- Before beginning an in-depth discussion of circulatory physiology it is helpful to outline some basic hemodynamic data within the different functional segments of the vasculature.
- Blood Pressures within the vasculature vary widely and fall as blood progresses through the circulation. However, blood pressure does not fall linearly and instead makes its steepest descent at the level of arterioles which offer the greatest resistance to blood flow. Systolic and diastolic fluctuations in the pressure of blood are observed within the aorta and arteries and are largely damped after blood progresses through the arterioles. The graph below displays the blood pressure profile for the systemic circulation. The same pattern is observed in the pulmonary circulation; however, the pressures are in general much lower. For example, pulmonary arterial pressures average 15 mm Hg and fluctuate between 25 mm Hg systolic pressure and 8 mm Hg diastolic pressure. It is important to appreciate that the pulmonary circulation can traffic the entire cardiac output with a much smaller blood pressure gradient because the resistance of this circulation is much lower than that of the systemic circulation.

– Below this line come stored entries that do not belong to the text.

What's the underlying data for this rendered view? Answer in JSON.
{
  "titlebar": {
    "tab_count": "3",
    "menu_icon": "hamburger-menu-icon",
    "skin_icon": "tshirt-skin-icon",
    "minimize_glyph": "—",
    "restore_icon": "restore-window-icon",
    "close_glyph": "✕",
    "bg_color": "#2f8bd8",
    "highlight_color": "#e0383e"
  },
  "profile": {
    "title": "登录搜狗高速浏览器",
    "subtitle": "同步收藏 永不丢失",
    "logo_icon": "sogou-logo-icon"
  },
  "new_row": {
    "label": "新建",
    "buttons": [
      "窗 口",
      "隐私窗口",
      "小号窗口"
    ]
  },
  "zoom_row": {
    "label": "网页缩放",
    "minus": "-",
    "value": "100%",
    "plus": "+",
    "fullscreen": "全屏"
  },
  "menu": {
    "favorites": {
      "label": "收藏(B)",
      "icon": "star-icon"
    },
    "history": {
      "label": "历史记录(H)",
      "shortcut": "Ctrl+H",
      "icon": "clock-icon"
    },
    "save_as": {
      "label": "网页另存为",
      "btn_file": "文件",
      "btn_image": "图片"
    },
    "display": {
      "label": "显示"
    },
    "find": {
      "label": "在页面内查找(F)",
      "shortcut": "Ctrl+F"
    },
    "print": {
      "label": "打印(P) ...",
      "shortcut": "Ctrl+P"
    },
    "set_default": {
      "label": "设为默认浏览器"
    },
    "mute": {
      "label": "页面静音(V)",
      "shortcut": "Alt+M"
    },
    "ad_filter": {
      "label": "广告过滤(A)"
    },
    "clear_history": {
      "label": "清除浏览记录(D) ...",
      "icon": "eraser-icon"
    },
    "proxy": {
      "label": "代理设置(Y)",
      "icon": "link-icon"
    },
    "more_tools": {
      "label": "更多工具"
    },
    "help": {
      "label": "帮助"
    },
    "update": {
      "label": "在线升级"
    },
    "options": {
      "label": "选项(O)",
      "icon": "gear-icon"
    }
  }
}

- The graph below quantifies the total cross-sectional area of the different functional segments of the vasculature. It is clear that although each individual capillary may be quite thin, their total, combined cross-sectional area is enormous. This is a consequence of the enormously parallel arrangement of the circulation in which vessels progressively branch to form tremendous numbers of capillaries. A major consequence of this parrallelized arrangement of the circulation is that the resistance offered by the capillaries to blood flow is very low and thus the entire cardiac output can pass through them with a very small blood pressure gradient.
- The graph below quantifies the total amount of blood volume in the different functional segments of the vasculature. It is clear that veins possess the majority of blood volume within the vasculature. This blood volume is largely held in reserve and is mobilized to meet physiological demands as described in venous physiology.